Nov. 11, 2009

Dear Life:
For the love of god don’t take up both arm rests during crowded lectures. I thought this was an unspoken rule. Just take the one to your right. I know you can feel my subtle nudges you prick.
Sincerely,
This Close to Smacking Your Arm

Dear Life:
Correct me if I’m wrong, but aren’t people supposed to be quiet in the library!? Especially now, during crunch time, I keep hearing groups of people talking loudly and rudely in the middle of the library. I’m trying to do my fucking work, as if I’m miserable enough as it is, and I really don’t give a flying rat’s ass about your hair appointment yesterday, or if your boyfriend is being a jerk. Either go outside or shut the fuck up.
Sincerely,
This Isn’t the Concourse

Dear Life:
No thanks to the guy too busy smoking his cigarette in front of the library doors to open one of them for me while my hands were full with coffees.
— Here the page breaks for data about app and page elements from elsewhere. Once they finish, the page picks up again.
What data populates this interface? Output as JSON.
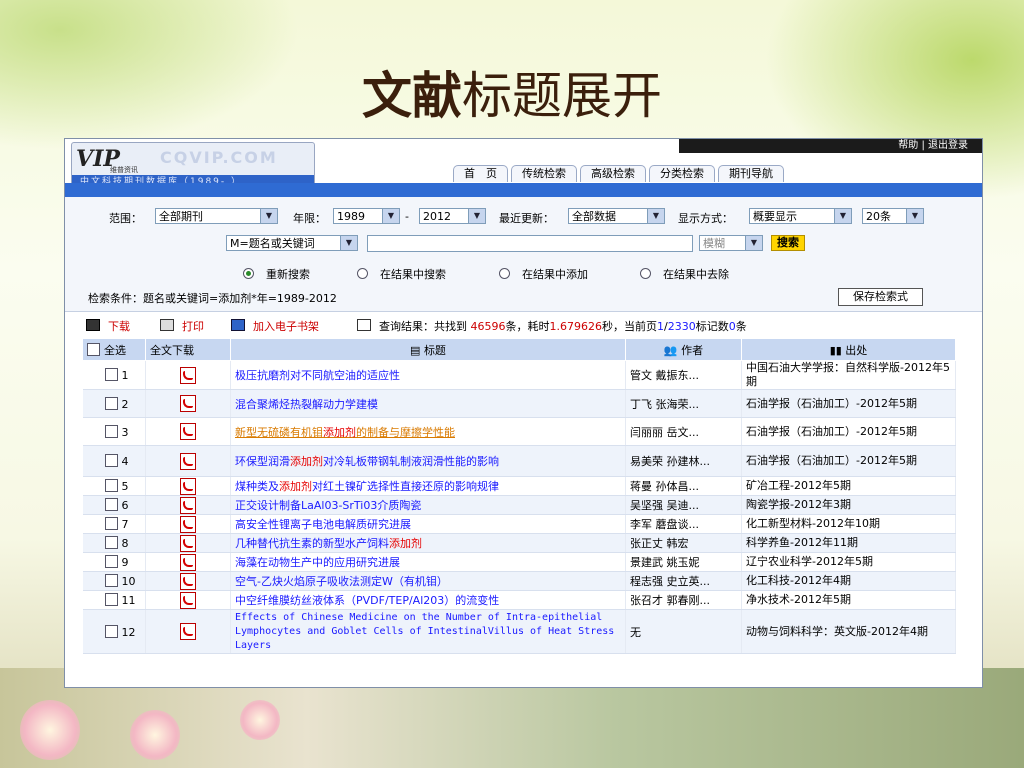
{
  "slide": {
    "title_bold": "文献",
    "title_rest": "标题展开"
  },
  "header": {
    "top_links": "帮助 | 退出登录",
    "logo_vip": "VIP",
    "logo_sub": "维普资讯",
    "logo_cqvip": "CQVIP.COM",
    "logo_strip": "中文科技期刊数据库（1989- ）",
    "tabs": [
      "首　页",
      "传统检索",
      "高级检索",
      "分类检索",
      "期刊导航"
    ]
  },
  "search": {
    "scope_label": "范围：",
    "scope_value": "全部期刊",
    "year_label": "年限：",
    "year_from": "1989",
    "year_dash": "-",
    "year_to": "2012",
    "update_label": "最近更新：",
    "update_value": "全部数据",
    "display_label": "显示方式：",
    "display_value": "概要显示",
    "count_value": "20条",
    "field_value": "M=题名或关键词",
    "query_value": "",
    "mode_value": "模糊",
    "search_button": "搜索",
    "radios": [
      "重新搜索",
      "在结果中搜索",
      "在结果中添加",
      "在结果中去除"
    ],
    "condition": "检索条件：题名或关键词=添加剂*年=1989-2012",
    "save_button": "保存检索式"
  },
  "toolbar": {
    "download": "下载",
    "print": "打印",
    "add_ebook": "加入电子书架",
    "result_prefix": "查询结果：共找到",
    "total": "46596",
    "unit1": "条，耗时",
    "time": "1.679626",
    "unit2": "秒，当前页",
    "page": "1",
    "slash": "/",
    "pages": "2330",
    "marked_prefix": "标记数",
    "marked": "0",
    "unit3": "条"
  },
  "table": {
    "headers": {
      "select_all": "全选",
      "download": "全文下载",
      "title": "标题",
      "author": "作者",
      "source": "出处"
    },
    "rows": [
      {
        "n": "1",
        "pre": "极压抗磨剂对不同航空油的适应性",
        "hl": "",
        "post": "",
        "author": "管文 戴振东...",
        "source": "中国石油大学学报：自然科学版-2012年5期"
      },
      {
        "n": "2",
        "pre": "混合聚烯烃热裂解动力学建模",
        "hl": "",
        "post": "",
        "author": "丁飞 张海荣...",
        "source": "石油学报（石油加工）-2012年5期"
      },
      {
        "n": "3",
        "pre": "新型无硫磷有机钼",
        "hl": "添加剂",
        "post": "的制备与摩擦学性能",
        "author": "闫丽丽 岳文...",
        "source": "石油学报（石油加工）-2012年5期",
        "visited": true
      },
      {
        "n": "4",
        "pre": "环保型润滑",
        "hl": "添加剂",
        "post": "对冷轧板带钢轧制液润滑性能的影响",
        "author": "易美荣 孙建林...",
        "source": "石油学报（石油加工）-2012年5期"
      },
      {
        "n": "5",
        "pre": "煤种类及",
        "hl": "添加剂",
        "post": "对红土镍矿选择性直接还原的影响规律",
        "author": "蒋曼 孙体昌...",
        "source": "矿冶工程-2012年5期"
      },
      {
        "n": "6",
        "pre": "正交设计制备LaAl03-SrTi03介质陶瓷",
        "hl": "",
        "post": "",
        "author": "吴坚强 吴迪...",
        "source": "陶瓷学报-2012年3期"
      },
      {
        "n": "7",
        "pre": "高安全性锂离子电池电解质研究进展",
        "hl": "",
        "post": "",
        "author": "李军 蘑盘谈...",
        "source": "化工新型材料-2012年10期"
      },
      {
        "n": "8",
        "pre": "几种替代抗生素的新型水产饲料",
        "hl": "添加剂",
        "post": "",
        "author": "张正丈 韩宏",
        "source": "科学养鱼-2012年11期"
      },
      {
        "n": "9",
        "pre": "海藻在动物生产中的应用研究进展",
        "hl": "",
        "post": "",
        "author": "景建武 姚玉妮",
        "source": "辽宁农业科学-2012年5期"
      },
      {
        "n": "10",
        "pre": "空气-乙炔火焰原子吸收法测定W（有机钼）",
        "hl": "",
        "post": "",
        "author": "程志强 史立英...",
        "source": "化工科技-2012年4期"
      },
      {
        "n": "11",
        "pre": "中空纤维膜纺丝液体系（PVDF/TEP/Al203）的流变性",
        "hl": "",
        "post": "",
        "author": "张召才 郭春刚...",
        "source": "净水技术-2012年5期"
      },
      {
        "n": "12",
        "pre": "Effects of Chinese Medicine on the Number of Intra-epithelial Lymphocytes and Goblet Cells of IntestinalVillus of Heat Stress Layers",
        "hl": "",
        "post": "",
        "author": "无",
        "source": "动物与饲料科学：英文版-2012年4期",
        "english": true
      }
    ]
  }
}
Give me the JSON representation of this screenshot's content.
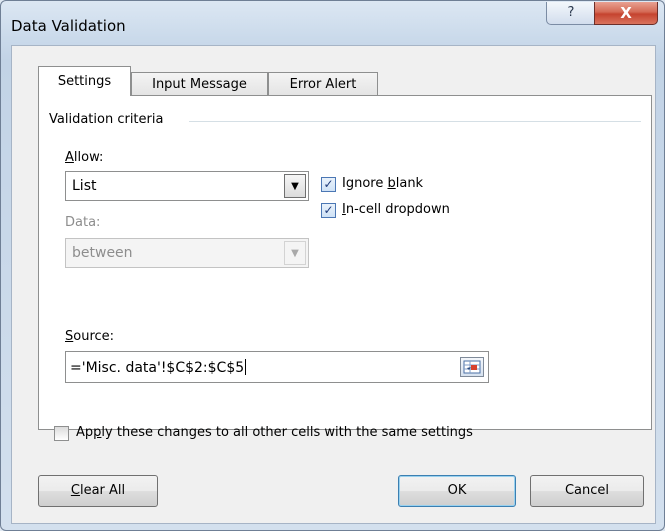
{
  "window": {
    "title": "Data Validation",
    "help_glyph": "?",
    "close_glyph": "X"
  },
  "tabs": [
    {
      "label": "Settings",
      "active": true
    },
    {
      "label": "Input Message",
      "active": false
    },
    {
      "label": "Error Alert",
      "active": false
    }
  ],
  "settings": {
    "group_label": "Validation criteria",
    "allow": {
      "label_mnemonic": "A",
      "label_rest": "llow:",
      "value": "List"
    },
    "data": {
      "label": "Data:",
      "value": "between",
      "enabled": false
    },
    "ignore_blank": {
      "label_pre": "Ignore ",
      "label_mnemonic": "b",
      "label_post": "lank",
      "checked": true
    },
    "incell_dropdown": {
      "label_mnemonic": "I",
      "label_rest": "n-cell dropdown",
      "checked": true
    },
    "source": {
      "label_mnemonic": "S",
      "label_rest": "ource:",
      "value": "='Misc. data'!$C$2:$C$5"
    },
    "apply_all": {
      "label_pre": "Ap",
      "label_mnemonic": "p",
      "label_post": "ly these changes to all other cells with the same settings",
      "checked": false
    }
  },
  "buttons": {
    "clear_all": {
      "label_mnemonic": "C",
      "label_rest": "lear All"
    },
    "ok": "OK",
    "cancel": "Cancel"
  },
  "icons": {
    "dropdown": "dropdown-arrow-icon",
    "check": "checkmark-icon",
    "range_ref": "collapse-dialog-icon"
  }
}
I’m sure the pavement enjoyed my $4 London fog much more than I would have. Forget chivalry, common courtesy is dead.
Sincerely,
Damsel in Distress

Dear Life:
How did you get to be so perfect? Thanks for always being so amazing! I really appreciate it.
Sincerely, Enjoying Everything

Dear Life:
Why must I be experiencing crippling writer’s block during the peak of paper season? Even that sentence took me 20 minutes to write.
Sincerely,
Can’t Think of a Name

Dear Life:
In response to ‘Girl with a Black Boyfriend.’ I am close friends with the guy dressed as Tiger Woods for Halloween. I find it ironic that you claim racism yet you identify as “girl with a black boyfriend.” Why is that even relevant? The fact remains that he dressed as Tiger Woods, not as a black man. Several black males were at the turret and found no fault in his costume, why should you? You need to stop looking for things that aren’t there. I grew up in the country, should I be offended when someone dresses up in cowboy boots and a plaid shirt?
Sincerely,
You’re the Racist

Dear Life:
It is clear that the university is starting to see signs of failure of 7am classes….yes WLU they now have 7am classes…some lights aren’t on, Tim’s isn’t open…and the class avg of the midterm went from 64% to 52%—hmmm maybe cause no one can pay attention no matter how hard we try! Thanks WLU for admitting too many students and screwing some of us over!
Sincerely,
Thought I was a Morning Person

Dear Life:
Why do iPod headphones sound so great but break after a couple months only to start fucking buzzing in my ear?